[ARVADOS] created: 1.3.0-819-gb6a55c243
Git user
git at public.curoverse.com
Wed Apr 24 19:23:32 UTC 2019
at b6a55c2430033ee1a17b2266b529b425e641d19f (commit)
commit b6a55c2430033ee1a17b2266b529b425e641d19f
Author: Tom Clegg <tclegg at veritasgenetics.com>
Date: Wed Apr 24 15:22:44 2019 -0400
15112: Add config option to save list of lost blocks to a file.

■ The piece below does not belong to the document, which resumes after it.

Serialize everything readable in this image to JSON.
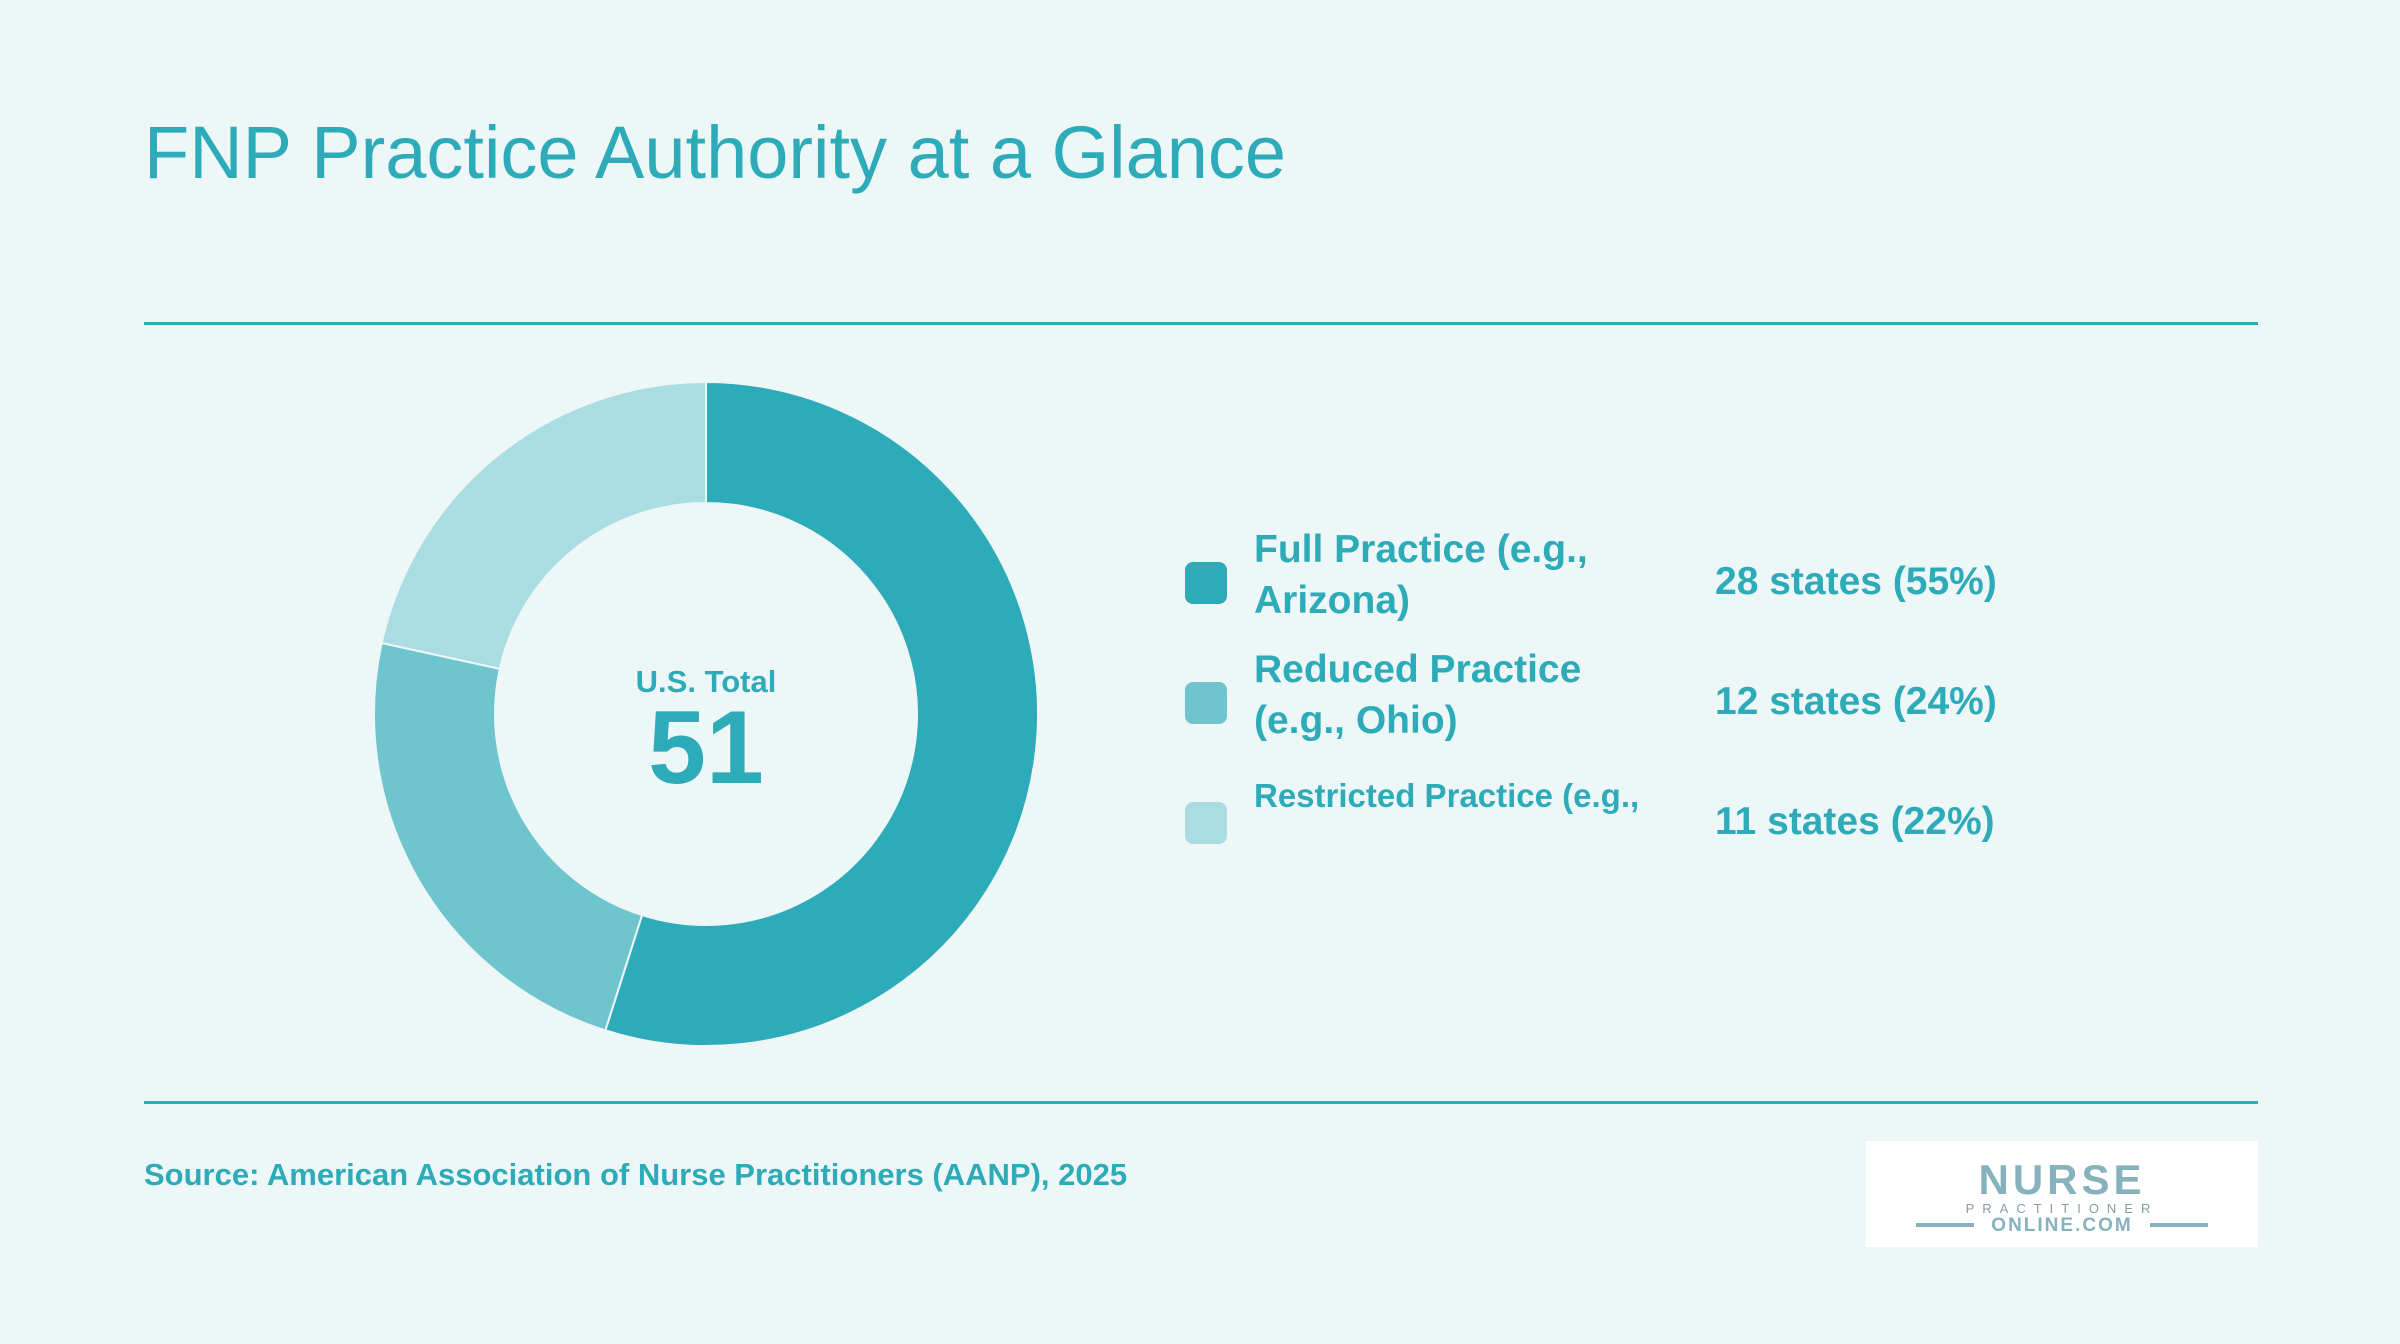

Arvados-DCO-1.1-Signed-off-by: Tom Clegg <tclegg at veritasgenetics.com>
diff --git a/doc/install/install-keep-balance.html.textile.liquid b/doc/install/install-keep-balance.html.textile.liquid
index 68bf07a4a..4a35f448e 100644
--- a/doc/install/install-keep-balance.html.textile.liquid
+++ b/doc/install/install-keep-balance.html.textile.liquid
@@ -81,11 +81,11 @@ Client:
AuthToken: zzzzzzzzzzzzzzzzzzzzzzzzzzzzzzzzzzzzzzzzzzzzzzzzzz
KeepServiceTypes:
- disk
-Listen: :9005
ManagementToken: <span class="userinput">xyzzy</span>
RunPeriod: 10m
CollectionBatchSize: 100000
CollectionBuffers: 1000
+LostBlocksFile: /tmp/keep-balance-lost-blocks.txt # If given, this file will be updated atomically during each successful run.
</code></pre>
</notextile>
diff --git a/services/keep-balance/balance.go b/services/keep-balance/balance.go
index fd39ee693..bd3152fd8 100644
--- a/services/keep-balance/balance.go
+++ b/services/keep-balance/balance.go
@@ -8,12 +8,16 @@ import (
"bytes"
"crypto/md5"
"fmt"
+ "io"
+ "io/ioutil"
"log"
"math"
+ "os"
"runtime"
"sort"
"strings"
"sync"
+ "syscall"
"time"
"git.curoverse.com/arvados.git/sdk/go/arvados"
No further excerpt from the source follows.